From the moment of Jesus’ birth, the devil was on the attack. As the so-called god of this world he was inspiring Herod to kill baby Jesus. At the beginning of Jesus’ ministry Satan met Him directly in the wilderness to tempt Him away from His mission. Our Lord defeated him with the word of God.
During his ministry, Jesus would silence & cast out evil spirits that knew who He was. When the devil tempted His disciples, especially Judas & Peter, Jesus overcame the power of the evil one. While Jesus Himself was attacked & tempted by the devil in every way, He did not sin. He did not sin & thus absorbed God’s judgment on our sin.
In dying for our sins, Jesus erased the hold that Satan had on us. The accuser can no longer make a claim on us. After he died, before rising from the dead, Jesus “descended into hell,” as we say in the Apostles’ Creed, to announce victory over the forces of the evil one. Therefore, we confidently pray: “COME, LORD JESUS” who has come & defeated the devil.
With the parable of the Sower, our Lord unmasks & exposes the devil. He defeated him
at His crucifixion & resurrection. And, he has defeated Satan for us! That is why we pray, “Come, Lord Jesus,” & desire to do so daily.
In a great passage about Jesus protecting us from evil forces, St. Paul says that Christians are to put on the “armor of God.” In Ephesians, he writes that we do not wrestle with mere flesh & blood but against “the spiritual forces of evil.” Then the Son of God says to “take up the whole armor of God that you may be able to withstand the evil day.”
This divine protection is described as a gift of Jesus’ righteousness that protects our hearts. It is our shield of faith – trusting in His blood-bought forgiveness – that extinguishes Satan’s flaming arrows of accusation. It is Jesus’ resurrection that gives hope instead of despair as we wear a helmet of salvation.
These gifts are promised by God’s word & declared to us personally in our baptisms in the name of the Triune God. Yes, because Jesus has defeated the devil, we daily desire to pray, “Amen! Come, Lord Jesus!”

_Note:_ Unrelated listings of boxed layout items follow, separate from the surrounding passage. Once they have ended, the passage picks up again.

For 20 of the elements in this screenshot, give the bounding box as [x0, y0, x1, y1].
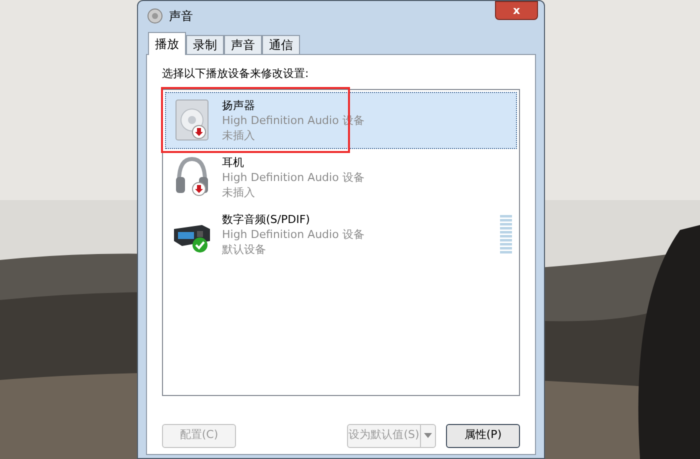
properties-button[interactable]: 属性(P): [446, 424, 520, 448]
device-driver: High Definition Audio 设备: [222, 226, 364, 242]
device-status: 未插入: [222, 128, 256, 142]
instruction-text: 选择以下播放设备来修改设置:: [162, 66, 310, 82]
device-status: 默认设备: [222, 242, 267, 256]
device-item[interactable]: 耳机 High Definition Audio 设备 未插入: [165, 148, 517, 206]
close-button[interactable]: x: [495, 1, 538, 20]
device-name: 耳机: [222, 154, 245, 170]
device-name: 扬声器: [222, 98, 256, 112]
caret-icon: [424, 433, 432, 438]
device-driver: High Definition Audio 设备: [222, 170, 364, 184]
speaker-icon: [147, 8, 163, 24]
tab[interactable]: 声音: [224, 35, 262, 54]
tab[interactable]: 录制: [186, 35, 224, 54]
tab[interactable]: 播放: [148, 32, 186, 55]
window-title: 声音: [169, 8, 193, 25]
device-status: 未插入: [222, 184, 256, 200]
device-item[interactable]: 数字音频(S/PDIF) High Definition Audio 设备 默认设备: [165, 206, 517, 262]
device-name: 数字音频(S/PDIF): [222, 212, 311, 226]
tab[interactable]: 通信: [262, 35, 300, 54]
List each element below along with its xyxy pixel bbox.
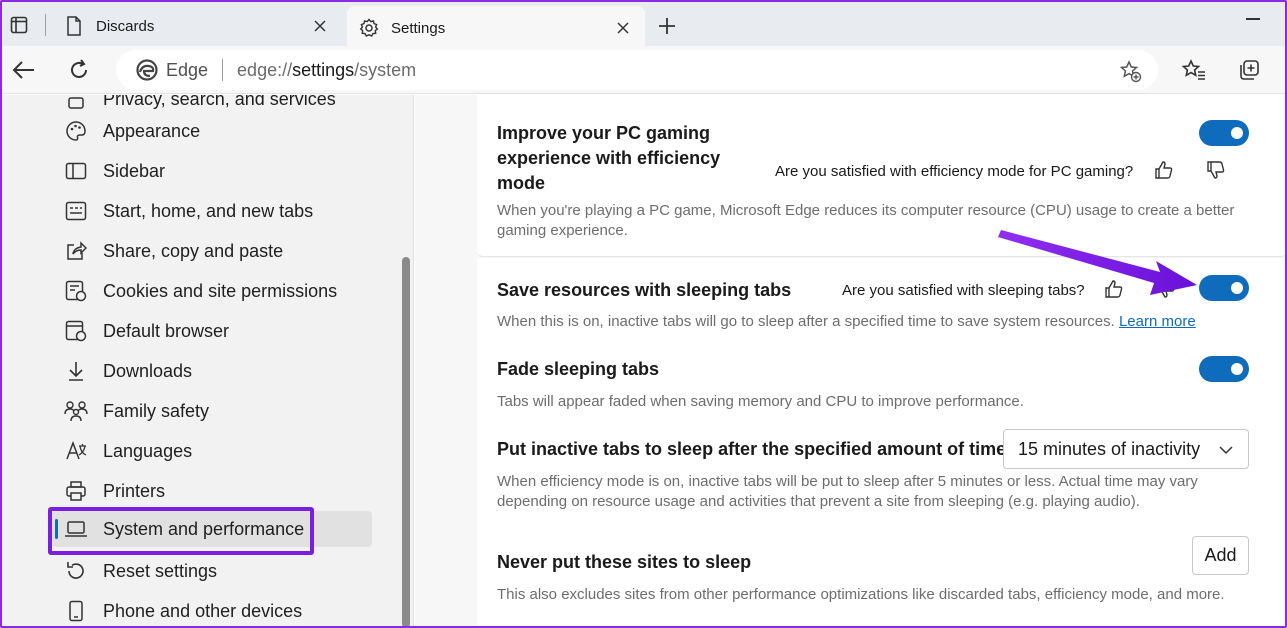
gaming-feedback-question: Are you satisfied with efficiency mode f… — [775, 163, 1134, 180]
reset-icon — [64, 559, 88, 583]
sleeping-tabs-feedback-question: Are you satisfied with sleeping tabs? — [842, 282, 1085, 299]
close-tab-icon[interactable] — [306, 12, 334, 40]
tab-settings[interactable]: Settings — [347, 6, 645, 50]
edge-logo-icon — [136, 59, 158, 81]
never-sleep-title: Never put these sites to sleep — [497, 552, 752, 572]
sidebar-item-label: Reset settings — [103, 560, 218, 581]
sidebar-item-reset[interactable]: Reset settings — [64, 553, 372, 589]
phone-icon — [64, 599, 88, 623]
gaming-setting-card: Improve your PC gaming experience with e… — [477, 95, 1287, 257]
annotation-highlight-box — [48, 507, 314, 555]
sidebar-item-languages[interactable]: Languages — [64, 433, 372, 469]
minimize-icon[interactable] — [1246, 18, 1260, 20]
gaming-title: Improve your PC gaming experience with e… — [497, 123, 721, 193]
settings-content: Improve your PC gaming experience with e… — [415, 95, 1287, 628]
sidebar-item-downloads[interactable]: Downloads — [64, 353, 372, 389]
family-icon — [64, 399, 88, 423]
back-icon[interactable] — [10, 56, 38, 84]
thumbs-down-icon[interactable] — [1205, 159, 1227, 181]
inactive-timeout-value: 15 minutes of inactivity — [1018, 438, 1201, 459]
sidebar-item-label: Default browser — [103, 320, 230, 341]
thumbs-down-icon[interactable] — [1155, 278, 1177, 300]
chevron-down-icon — [1218, 442, 1234, 458]
refresh-icon[interactable] — [65, 56, 93, 84]
inactive-timeout-select[interactable]: 15 minutes of inactivity — [1003, 429, 1249, 469]
page-icon — [64, 16, 84, 36]
url-text: edge://settings/system — [237, 59, 417, 80]
sidebar-item-label: Downloads — [103, 360, 193, 381]
sidebar-item-label: Start, home, and new tabs — [103, 200, 314, 221]
thumbs-up-icon[interactable] — [1103, 278, 1125, 300]
sidebar-item-phone-devices[interactable]: Phone and other devices — [64, 593, 372, 628]
tab-label: Settings — [391, 19, 446, 37]
sidebar-item-label: Family safety — [103, 400, 210, 421]
settings-sidebar: Privacy, search, and services Appearance… — [0, 95, 414, 628]
browser-toolbar: Edge edge://settings/system — [0, 46, 1287, 94]
tab-divider — [45, 14, 46, 36]
sidebar-item-family-safety[interactable]: Family safety — [64, 393, 372, 429]
sidebar-item-label: Sidebar — [103, 160, 166, 181]
sidebar-scrollbar[interactable] — [402, 257, 410, 628]
home-tab-icon — [64, 199, 88, 223]
tab-strip: Discards Settings — [0, 0, 1287, 50]
sidebar-item-label: Privacy, search, and services — [103, 95, 336, 109]
address-separator — [222, 59, 224, 81]
sidebar-item-share-copy[interactable]: Share, copy and paste — [64, 233, 372, 269]
fade-tabs-toggle[interactable] — [1199, 356, 1249, 382]
sidebar-item-sidebar[interactable]: Sidebar — [64, 153, 372, 189]
languages-icon — [64, 439, 88, 463]
inactive-timeout-description: When efficiency mode is on, inactive tab… — [497, 473, 1198, 510]
sidebar-item-cookies[interactable]: Cookies and site permissions — [64, 273, 372, 309]
sidebar-item-printers[interactable]: Printers — [64, 473, 372, 509]
printer-icon — [64, 479, 88, 503]
never-sleep-description: This also excludes sites from other perf… — [497, 586, 1225, 603]
sidebar-item-label: Printers — [103, 480, 166, 501]
tab-discards[interactable]: Discards — [52, 6, 342, 46]
sleeping-tabs-card: Save resources with sleeping tabs Are yo… — [477, 258, 1287, 628]
learn-more-link[interactable]: Learn more — [1119, 313, 1196, 330]
sidebar-item-label: Phone and other devices — [103, 600, 303, 621]
sidebar-item-appearance[interactable]: Appearance — [64, 113, 372, 149]
fade-tabs-title: Fade sleeping tabs — [497, 359, 660, 379]
add-favorite-icon[interactable] — [1118, 59, 1142, 83]
address-bar[interactable]: Edge edge://settings/system — [116, 50, 1158, 90]
tab-actions-icon[interactable] — [10, 16, 28, 34]
sidebar-item-default-browser[interactable]: Default browser — [64, 313, 372, 349]
cookie-permissions-icon — [64, 279, 88, 303]
palette-icon — [64, 119, 88, 143]
gear-icon — [359, 18, 379, 38]
collections-icon[interactable] — [1235, 56, 1263, 84]
close-tab-icon[interactable] — [609, 14, 637, 42]
fade-tabs-description: Tabs will appear faded when saving memor… — [497, 393, 1024, 410]
add-site-button[interactable]: Add — [1192, 536, 1249, 575]
sidebar-icon — [64, 159, 88, 183]
sidebar-item-start-home[interactable]: Start, home, and new tabs — [64, 193, 372, 229]
new-tab-icon[interactable] — [655, 14, 679, 38]
gaming-description: When you're playing a PC game, Microsoft… — [497, 202, 1235, 239]
sidebar-item-label: Appearance — [103, 120, 201, 141]
sidebar-item-label: Share, copy and paste — [103, 240, 284, 261]
sleeping-tabs-toggle[interactable] — [1199, 275, 1249, 301]
browser-icon — [64, 319, 88, 343]
tab-label: Discards — [96, 17, 155, 35]
site-identity: Edge — [166, 59, 209, 80]
sleeping-tabs-title: Save resources with sleeping tabs — [497, 280, 792, 300]
sidebar-item-label: Languages — [103, 440, 193, 461]
gaming-efficiency-toggle[interactable] — [1199, 120, 1249, 146]
favorites-icon[interactable] — [1180, 56, 1208, 84]
download-icon — [64, 359, 88, 383]
sleeping-tabs-description: When this is on, inactive tabs will go t… — [497, 313, 1196, 330]
inactive-timeout-title: Put inactive tabs to sleep after the spe… — [497, 439, 1013, 459]
thumbs-up-icon[interactable] — [1153, 159, 1175, 181]
lock-icon — [64, 95, 88, 111]
share-icon — [64, 239, 88, 263]
sidebar-item-label: Cookies and site permissions — [103, 280, 338, 301]
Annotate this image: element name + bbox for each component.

Along with the spiritual armor of Christ that we wear, St. Paul also describes a specific weapon that is used against the spiritual forces of evil. It is, & I quote, “The sword of the Spirit, which is the word of God.” Jesus used it to defeat the devil in the wilderness temptations. We too are invited to use His word to frustrate & defeat the devil in our lives.

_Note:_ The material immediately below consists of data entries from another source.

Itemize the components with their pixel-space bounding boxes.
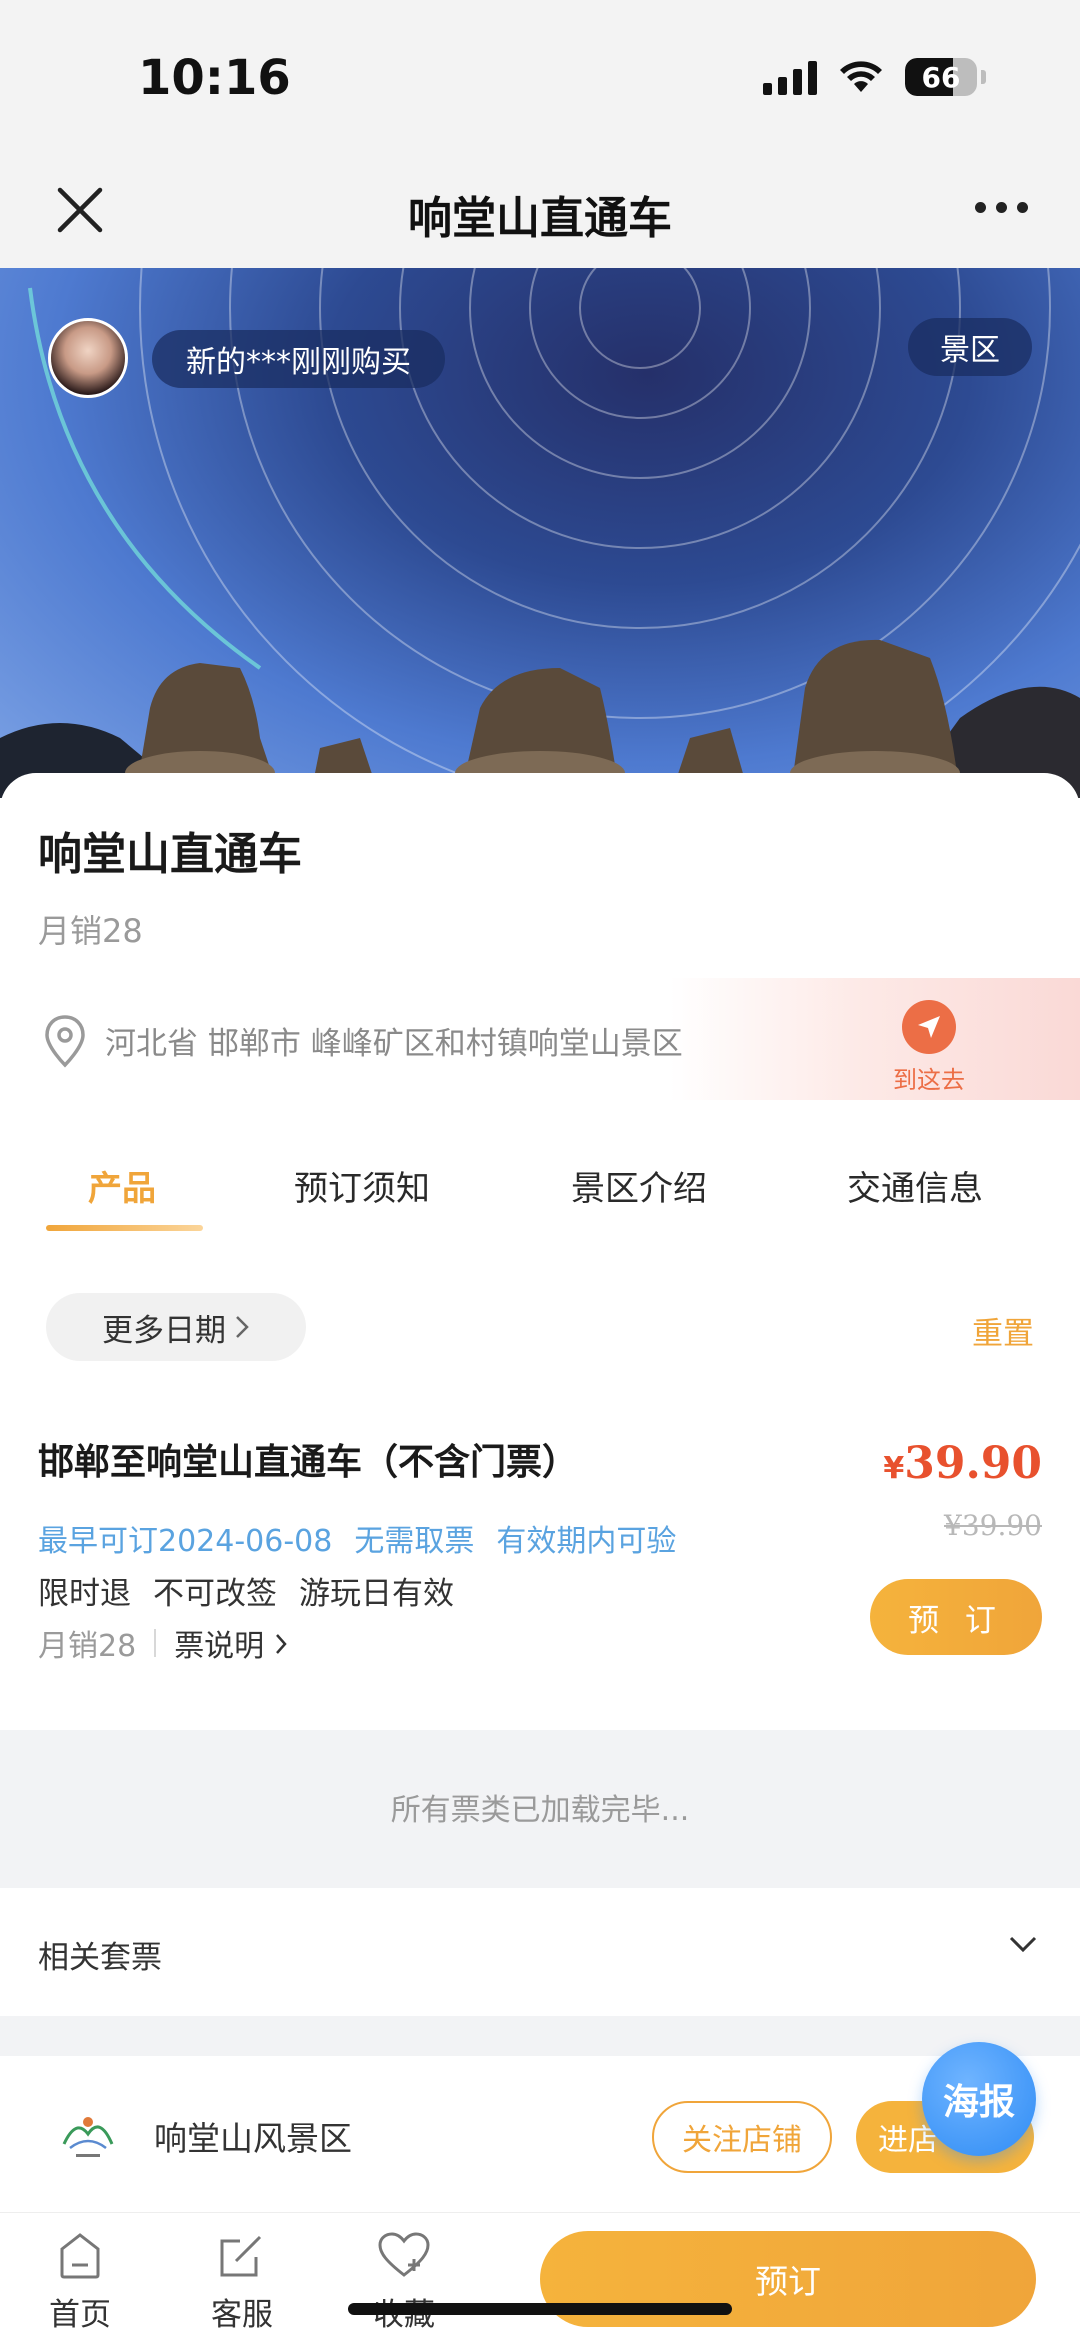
tab-scenic-intro[interactable]: 景区介绍 bbox=[571, 1161, 707, 1210]
ticket-rule: 游玩日有效 bbox=[299, 1576, 454, 1612]
poster-button[interactable]: 海报 bbox=[922, 2042, 1036, 2156]
original-price: ¥39.90 bbox=[944, 1509, 1042, 1542]
tab-transport-info[interactable]: 交通信息 bbox=[847, 1161, 983, 1210]
scenic-badge: 景区 bbox=[908, 318, 1032, 376]
ticket-tag: 有效期内可验 bbox=[496, 1524, 677, 1559]
ticket-description-label: 票说明 bbox=[174, 1629, 265, 1664]
tab-bar: 产品 预订须知 景区介绍 交通信息 bbox=[0, 1143, 1080, 1233]
follow-shop-button[interactable]: 关注店铺 bbox=[652, 2101, 832, 2173]
page-title: 响堂山直通车 bbox=[408, 193, 672, 244]
ticket-meta: 月销28 票说明 bbox=[38, 1621, 288, 1665]
related-packages-label: 相关套票 bbox=[38, 1940, 162, 1976]
battery-icon: 66 bbox=[905, 58, 977, 96]
product-card: 响堂山直通车 月销28 河北省 邯郸市 峰峰矿区和村镇响堂山景区 到这去 产品 … bbox=[0, 773, 1080, 1733]
ticket-tag: 无需取票 bbox=[354, 1524, 475, 1559]
hero-image[interactable]: 新的***刚刚购买 景区 bbox=[0, 268, 1080, 798]
status-bar: 10:16 66 bbox=[0, 0, 1080, 160]
status-icons: 66 bbox=[763, 58, 986, 96]
service-button[interactable]: 客服 bbox=[187, 2231, 297, 2334]
all-loaded-text: 所有票类已加载完毕... bbox=[390, 1793, 690, 1828]
navigate-icon bbox=[902, 1000, 956, 1054]
address-row[interactable]: 河北省 邯郸市 峰峰矿区和村镇响堂山景区 到这去 bbox=[0, 978, 1080, 1100]
status-time: 10:16 bbox=[138, 50, 291, 106]
more-dates-label: 更多日期 bbox=[102, 1312, 226, 1349]
heart-plus-icon bbox=[378, 2232, 430, 2277]
home-button[interactable]: 首页 bbox=[25, 2231, 135, 2334]
home-icon bbox=[60, 2233, 100, 2279]
loaded-footer: 所有票类已加载完毕... bbox=[0, 1730, 1080, 1888]
currency-symbol: ¥ bbox=[883, 1451, 905, 1486]
active-tab-indicator bbox=[46, 1225, 203, 1231]
bottom-action-bar: 首页 客服 收藏 预订 bbox=[0, 2212, 1080, 2341]
shop-name: 响堂山风景区 bbox=[154, 2119, 352, 2158]
product-title: 响堂山直通车 bbox=[38, 829, 302, 880]
navbar: 响堂山直通车 bbox=[0, 160, 1080, 270]
edit-icon bbox=[220, 2235, 262, 2277]
location-pin-icon bbox=[45, 1015, 85, 1068]
navigate-label: 到这去 bbox=[893, 1066, 965, 1094]
chevron-right-icon bbox=[275, 1634, 287, 1654]
shop-row: 响堂山风景区 关注店铺 进店 bbox=[0, 2056, 1080, 2212]
reset-button[interactable]: 重置 bbox=[972, 1308, 1034, 1353]
related-packages-row[interactable]: 相关套票 bbox=[0, 1888, 1080, 2016]
ticket-tag: 最早可订2024-06-08 bbox=[38, 1524, 333, 1559]
shop-logo bbox=[62, 2117, 114, 2157]
monthly-sales: 月销28 bbox=[38, 912, 143, 950]
recent-purchase-badge: 新的***刚刚购买 bbox=[152, 330, 445, 388]
ticket-monthly-sales: 月销28 bbox=[38, 1629, 137, 1664]
chevron-right-icon bbox=[236, 1316, 249, 1338]
ticket-tags: 最早可订2024-06-08 无需取票 有效期内可验 bbox=[38, 1516, 676, 1560]
wifi-icon bbox=[840, 61, 882, 92]
divider bbox=[154, 1629, 157, 1657]
ticket-price: ¥39.90 bbox=[883, 1438, 1042, 1489]
chevron-down-icon bbox=[1009, 1936, 1037, 1953]
ticket-rule: 限时退 bbox=[38, 1576, 131, 1612]
ticket-description-link[interactable]: 票说明 bbox=[174, 1621, 288, 1665]
section-divider bbox=[0, 2016, 1080, 2056]
avatar bbox=[48, 318, 128, 398]
battery-tip bbox=[981, 70, 986, 84]
service-label: 客服 bbox=[211, 2297, 273, 2333]
ticket-title: 邯郸至响堂山直通车（不含门票） bbox=[38, 1442, 579, 1483]
navigate-button[interactable]: 到这去 bbox=[893, 1000, 965, 1095]
price-amount: 39.90 bbox=[904, 1438, 1042, 1489]
tab-product[interactable]: 产品 bbox=[88, 1161, 156, 1210]
signal-icon bbox=[763, 59, 817, 95]
address-text: 河北省 邯郸市 峰峰矿区和村镇响堂山景区 bbox=[105, 1026, 683, 1062]
favorite-button[interactable]: 收藏 bbox=[349, 2231, 459, 2334]
home-indicator bbox=[348, 2303, 732, 2315]
tab-booking-notice[interactable]: 预订须知 bbox=[294, 1161, 430, 1210]
ticket-rules: 限时退 不可改签 游玩日有效 bbox=[38, 1568, 454, 1613]
ticket-rule: 不可改签 bbox=[153, 1576, 277, 1612]
more-dates-button[interactable]: 更多日期 bbox=[46, 1293, 306, 1361]
home-label: 首页 bbox=[49, 2297, 111, 2333]
more-icon[interactable] bbox=[975, 202, 1028, 213]
ticket-book-button[interactable]: 预 订 bbox=[870, 1579, 1042, 1655]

This is why we encourage one another to practice daily devotions. As I said before, this is not easy because it is a spiritual battle. So we need to encourage one another! Some of us may already be doing devotions. Others of us may never have done them. Still others tried but have not continued. We fell out of the habit, gave up in frustration, or simply felt too busy.
I’m simply asking you to consider doing a very SHORT daily devotion. We provide the Portals of Prayer & some copies of Daily Bread. Many others are available, such as a daily devotion emailed by the Lutheran Hour Ministries. One thought is simply to start reading the Bible & having a prayer. In the future we can discuss more about what you can choose to do. For now let’s focus on praying to Jesus to come & help us in this task. None of us can defeat the devil. Jesus already has.
So with His help this Advent season, we join in praying “Come, Lord Jesus,” not just to bless our food but all of life each & every day. Amen. Come, Lord Jesus!
Let the earth now praise the Lord, Who has truly kept His word & at last to us did send Christ, the sinner’s help & friend. As Your coming was in peace, quiet, full of gentleness, let the same mind dwell in me which is Yours eternally. Then when You will come again as the glorious king to reign, I with joy will see Your face, freely ransomed by Your grace. Amen. LSB 352:1, 3, 6.